Saturday, August 25, 2012

Late Night Viewing of "Hannibal" on Netflix... Not Smart

Last night, I was in the mood to celebrate! I ran over to my favorite neighborhood pizza joint, Dino's, for a delicious pepperoni and jalapeno with an amazing Greek salad on the side. As usual the place was hopping! I grabbed my goods and headed to my best friends apartment to catch up on things and watch a movie. We settled on "Hannibal". 

Now, I am a huge Anthony Hopkins fan. I even loved "Silence of the Lambs" so much I bought the dvd. However, I avoided "Hannibal" because I love suspense and am not so big on horror. Call me crazy but what I love about a great suspense is the characters don't check their common sense at the door. When bad things happen it seems to be a genuine surprise to the character. In horror films I just do not understand how a character's sense of self-preservation doesn't kick in.

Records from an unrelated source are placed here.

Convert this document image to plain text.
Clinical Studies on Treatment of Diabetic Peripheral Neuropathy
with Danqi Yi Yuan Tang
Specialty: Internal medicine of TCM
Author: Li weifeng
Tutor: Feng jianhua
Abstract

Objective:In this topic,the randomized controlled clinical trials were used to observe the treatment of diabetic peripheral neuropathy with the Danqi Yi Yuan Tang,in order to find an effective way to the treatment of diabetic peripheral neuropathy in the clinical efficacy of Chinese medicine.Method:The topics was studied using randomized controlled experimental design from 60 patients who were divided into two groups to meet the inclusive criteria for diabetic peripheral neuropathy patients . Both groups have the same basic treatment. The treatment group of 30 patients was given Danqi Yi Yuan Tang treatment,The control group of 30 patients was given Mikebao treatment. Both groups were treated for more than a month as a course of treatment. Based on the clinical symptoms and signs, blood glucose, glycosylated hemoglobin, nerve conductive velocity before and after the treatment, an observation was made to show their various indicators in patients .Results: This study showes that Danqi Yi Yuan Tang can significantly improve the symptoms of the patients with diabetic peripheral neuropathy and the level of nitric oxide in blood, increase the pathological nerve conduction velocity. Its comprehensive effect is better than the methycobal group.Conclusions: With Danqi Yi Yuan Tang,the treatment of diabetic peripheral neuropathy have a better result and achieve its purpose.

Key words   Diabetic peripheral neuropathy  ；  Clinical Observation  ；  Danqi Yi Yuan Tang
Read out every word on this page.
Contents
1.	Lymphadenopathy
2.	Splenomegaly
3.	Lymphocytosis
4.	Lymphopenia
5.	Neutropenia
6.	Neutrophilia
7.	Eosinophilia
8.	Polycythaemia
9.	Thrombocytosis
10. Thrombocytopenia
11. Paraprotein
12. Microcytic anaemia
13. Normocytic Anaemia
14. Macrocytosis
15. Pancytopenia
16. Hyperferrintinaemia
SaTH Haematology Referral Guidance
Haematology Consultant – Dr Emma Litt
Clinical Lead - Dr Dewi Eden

In "Hannibal" two things bugged me. Giancarlo Giannini, who I also love to watch, decides to collect the huge reward for helping some creepy guy capture Dr. Lecter. I understood him wanting money to take his young wife to the opera but jeez. The moment he was told the guy killed 14 people and the guy was unmistakably creepy to be around, why would you ever be in the room alone with him and turn your back so he could get the upper hand?  The second thing was Ray Liotta's character. He works for the Justice department and is involved in some way with the current hunt for Dr. Lecter. So, if you decide to go away to your house in the countryside and discover a sparkler burning brightly through the crack in the doors going into your dining room, why would you walk in and not pull out a gun or something? I mean really, a sparkler only lasts for a minute or two until it burns out. Should that not be reason enough to expect you are not alone in your empty house? Wouldn't tracking down a serial cannibal give you the "willies" enough to have your guard up for strange situations?

While I didn't hate the film because watching Anthony Hopkins work is always a treat, I just was amazed at how stupid folks were in the story. This only says to me their actions were too much of a plot device. And one last thing. the final moment. What kid would ever be so hungry as to take food from someone on a plane as unmistakably creepy as Dr. Lecter? Where was this kid's parents? haha!

Okay I am really venting about this movie because I spent the entire night in a nightmare of being stalked by Dr. Lecter. I literally woke myself up saying I want this to stop and found myself drifting back to sleep to have the nightmare resume!  The only escape was being shocked awake by noise in the apartment above me.

At 10 a.m., the carpet was being completely removed from the apartment directly above mine. It felt like an army was knocking sledge hammers through every wall (although it was just the ceiling). I bolted up to find my poor dog Rusty freaking out. I went into fire drill mode grabbing clothes and Rusty's leash to escape the onslaught from above. It was all more than a bit of a shock to the system. The manager's wife apologized for not giving me advanced warning. Once I fully woke up I was more happy to have escaped my dream version of Dr Lecter than I was about the pounding that is still going on as I type this post.